Bu pazar ülke çapında bir seçim var ancak biz yine pazar yazıları çerçevesinde insanın yaşama ilişkin seçimleri üzerinde durmayı yeğleyelim. Doğrudan konuya girip psikoloji alanının önemli üstatlarından Prof. Dr. Engin Geçtan’ın yaklaşımından söz etmek isterim.
Engin Geçtan, hem bir akademisyen, hem de psikiyatri alanında uzman bir hekim ve aynı zamanda değerli bir yazar. 1932-2018 yılları arasında yaşayan Engin hoca, psikoloji alanındaki kitaplarının yanı sıra edebi anlamda da romanlar yazmış bir kişi.
Engin Geçtan’ın çok fazla baskı yapan ilk kitaplarından biri “İnsan Olmak” ismini taşıyor. Kitabın ilk basım yılı; 1983. Kitapta insanın çocukluğundan yetişkinliğine kadar geçen dönemdeki yaşam biçimi, psikolojik sorunları, öfke, düşmanlık, kaygı, sorumluluktan kaçış, yalnızlık, ortak yaşam ilişkisi, yaşam ve ölüm gibi konular ele alınıyor.
Engin hoca, insanın kendini tanıdığı ve anladığı ölçüde dış dünya ile ilgili tehlikelere karşı daha sağlıklı bir tavır geliştireceğine dikkati çekiyor. Değişebilmek için neden öyle davrandığımızı görebilmekten çok o davranışı nasıl yaptığımızı anlamaya çalışmanın daha yararlı olduğunu belirtiyor.
SORUMLULUK VE ÖZGÜRLÜK
Profesör Geçtan’ın başlığımızda yer alan görüşünü öncelikle ortaya koyalım. Engin hoca şöyle diyor:
“Dünyada iki türlü insan vardır. Yaşayanlar ve yaşayanları seyredip eleştirenler. Seyretmek ölümü, katılmak ise yaşamı simgeler!”
Sonra şöyle devam ediyor:
“Yaşamak, kendisi olabilmeyi ve yaşama etkin bir biçimde katılabilmeyi tanımlar. Bu, insanın kendi sorumluluğunu, bir başka deyişle yaşamına anlam katma sorumluluğunu içerir. Sorumluluğunu üstlenen kişi özgürdür. Özgür insan daha az korkar, onun için sevebilir!”…

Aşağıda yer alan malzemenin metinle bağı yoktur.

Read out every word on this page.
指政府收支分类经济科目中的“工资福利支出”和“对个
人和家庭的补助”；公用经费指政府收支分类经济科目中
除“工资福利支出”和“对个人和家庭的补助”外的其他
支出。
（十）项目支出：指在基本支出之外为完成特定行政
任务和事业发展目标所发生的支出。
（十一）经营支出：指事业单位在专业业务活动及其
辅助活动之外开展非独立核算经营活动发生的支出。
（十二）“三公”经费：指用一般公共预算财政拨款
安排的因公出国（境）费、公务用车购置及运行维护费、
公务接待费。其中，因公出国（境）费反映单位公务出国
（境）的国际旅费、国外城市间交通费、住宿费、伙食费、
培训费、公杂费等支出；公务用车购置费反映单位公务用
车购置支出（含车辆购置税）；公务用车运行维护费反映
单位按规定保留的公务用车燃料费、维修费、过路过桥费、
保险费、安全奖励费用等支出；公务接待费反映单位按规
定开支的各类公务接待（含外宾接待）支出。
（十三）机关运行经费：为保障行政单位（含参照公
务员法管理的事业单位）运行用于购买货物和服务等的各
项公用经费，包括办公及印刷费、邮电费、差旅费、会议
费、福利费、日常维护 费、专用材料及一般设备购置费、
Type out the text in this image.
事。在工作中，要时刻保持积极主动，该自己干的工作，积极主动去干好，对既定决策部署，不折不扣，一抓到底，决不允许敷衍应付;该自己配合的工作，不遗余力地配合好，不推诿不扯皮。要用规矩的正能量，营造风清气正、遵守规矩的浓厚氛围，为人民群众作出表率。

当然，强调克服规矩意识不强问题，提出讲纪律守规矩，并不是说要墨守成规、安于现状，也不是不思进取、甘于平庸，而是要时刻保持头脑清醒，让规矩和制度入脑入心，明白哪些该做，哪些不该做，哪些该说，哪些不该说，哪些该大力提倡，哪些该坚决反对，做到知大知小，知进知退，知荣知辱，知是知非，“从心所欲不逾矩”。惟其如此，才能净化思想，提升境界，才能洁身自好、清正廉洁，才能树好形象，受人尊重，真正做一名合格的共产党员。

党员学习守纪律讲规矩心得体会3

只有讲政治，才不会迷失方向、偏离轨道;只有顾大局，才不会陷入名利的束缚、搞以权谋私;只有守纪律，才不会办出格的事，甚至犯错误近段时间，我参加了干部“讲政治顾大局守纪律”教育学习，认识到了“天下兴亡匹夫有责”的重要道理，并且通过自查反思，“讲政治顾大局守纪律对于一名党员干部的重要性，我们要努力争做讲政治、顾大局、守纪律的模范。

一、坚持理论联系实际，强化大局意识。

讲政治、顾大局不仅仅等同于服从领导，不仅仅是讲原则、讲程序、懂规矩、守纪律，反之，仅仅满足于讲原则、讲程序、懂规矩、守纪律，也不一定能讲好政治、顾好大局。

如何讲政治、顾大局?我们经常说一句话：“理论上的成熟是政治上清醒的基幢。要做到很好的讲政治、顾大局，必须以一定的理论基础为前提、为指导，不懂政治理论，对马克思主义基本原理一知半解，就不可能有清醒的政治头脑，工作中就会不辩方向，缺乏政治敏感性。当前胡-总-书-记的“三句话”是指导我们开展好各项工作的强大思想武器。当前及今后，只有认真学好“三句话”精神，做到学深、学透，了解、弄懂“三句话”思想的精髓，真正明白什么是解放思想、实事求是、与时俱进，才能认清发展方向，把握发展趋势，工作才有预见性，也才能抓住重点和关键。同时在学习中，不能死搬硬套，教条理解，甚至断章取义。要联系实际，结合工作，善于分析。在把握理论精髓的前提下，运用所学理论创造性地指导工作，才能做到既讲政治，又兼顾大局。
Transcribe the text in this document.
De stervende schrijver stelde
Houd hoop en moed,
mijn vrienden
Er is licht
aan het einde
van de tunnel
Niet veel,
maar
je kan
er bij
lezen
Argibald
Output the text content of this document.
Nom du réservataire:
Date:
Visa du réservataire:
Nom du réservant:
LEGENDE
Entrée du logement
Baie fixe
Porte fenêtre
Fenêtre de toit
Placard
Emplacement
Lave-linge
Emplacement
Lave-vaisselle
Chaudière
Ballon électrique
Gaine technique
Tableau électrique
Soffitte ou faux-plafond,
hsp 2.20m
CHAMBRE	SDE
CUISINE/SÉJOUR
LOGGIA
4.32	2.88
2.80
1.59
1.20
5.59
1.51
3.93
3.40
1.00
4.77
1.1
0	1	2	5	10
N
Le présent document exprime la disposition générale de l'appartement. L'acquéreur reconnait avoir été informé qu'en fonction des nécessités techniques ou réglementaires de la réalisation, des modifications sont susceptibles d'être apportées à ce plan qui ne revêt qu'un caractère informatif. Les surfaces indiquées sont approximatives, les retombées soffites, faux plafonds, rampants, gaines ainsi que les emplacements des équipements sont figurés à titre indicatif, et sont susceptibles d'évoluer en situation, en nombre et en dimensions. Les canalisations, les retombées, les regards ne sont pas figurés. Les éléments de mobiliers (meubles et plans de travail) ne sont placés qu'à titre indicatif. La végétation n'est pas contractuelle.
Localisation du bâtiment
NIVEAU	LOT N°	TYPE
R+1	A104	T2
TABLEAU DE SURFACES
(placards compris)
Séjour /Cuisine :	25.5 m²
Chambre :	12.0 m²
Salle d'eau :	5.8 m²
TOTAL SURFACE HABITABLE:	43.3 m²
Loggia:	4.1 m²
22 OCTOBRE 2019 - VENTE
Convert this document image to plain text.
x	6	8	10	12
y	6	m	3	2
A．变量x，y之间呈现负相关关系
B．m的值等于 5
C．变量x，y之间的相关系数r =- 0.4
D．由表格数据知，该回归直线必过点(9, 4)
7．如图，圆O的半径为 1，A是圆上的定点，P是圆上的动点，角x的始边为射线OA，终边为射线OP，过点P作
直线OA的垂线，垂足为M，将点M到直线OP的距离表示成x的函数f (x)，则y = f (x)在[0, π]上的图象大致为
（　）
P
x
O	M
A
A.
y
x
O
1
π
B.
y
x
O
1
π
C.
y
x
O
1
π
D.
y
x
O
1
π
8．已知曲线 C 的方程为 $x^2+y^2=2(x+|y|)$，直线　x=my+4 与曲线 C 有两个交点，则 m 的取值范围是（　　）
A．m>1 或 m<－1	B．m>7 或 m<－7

Üstesinden gelemeyeceğimizi düşündüğümüz olaylar karşısında çoğu zaman sorumluluk almaktan kaçınırız, bir başkasının yapmasını isteyebiliriz. Kuşkusuz içinde yaşadığımız koşulları ölçüp biçip kendi olanaklarımız ölçüsünde başarabileceğimize kanaat getirdiğimiz takdirde harekete geçmemiz de yararlı olacaktır.
Zaman zaman risk ve sorumluluk alma güdüsüyle hareket etmenin de insana yeni ufuklar açabileceğini bilmemiz gerekir. Yine Engin hocanın deyişiyle yaşama etkin bir şekilde katılabilmek için belli bir esneklik ve yaratıcılık içinde bulunmak önem kazanıyor. Yaratıcılık da, içinde bulunulan duruma karşı en uygun tepkiyi verebilmeyi içeriyor.
RİSK ALMAK ÜZERİNE
Risk ve sorumluluk almak üzerine kendi başımdan geçen bir hikayeyi izninizle sizinle paylaşmak istiyorum. 1993 yılında Milliyet’te “Emek ve İnsan” başlığı ile bir sayfa hazırlıyordum. Bu sayfa ya da geniş köşe, yedi yıl devam etti. İşveren kesiminin ve egemen çevrelerin rahatsızlığı nedeniyle köşe yazılarıma son verildi.
İki yıl boyunca da “Çalışma Rehberi” adı altında daha ziyade çalışma hayatına ilişkin çalışanların emeklilik, izin hakları, zorunlu tasarruf gibi teknik sayılabilecek sorunlarıyla ilgili yazılar yazmak zorunda kaldım.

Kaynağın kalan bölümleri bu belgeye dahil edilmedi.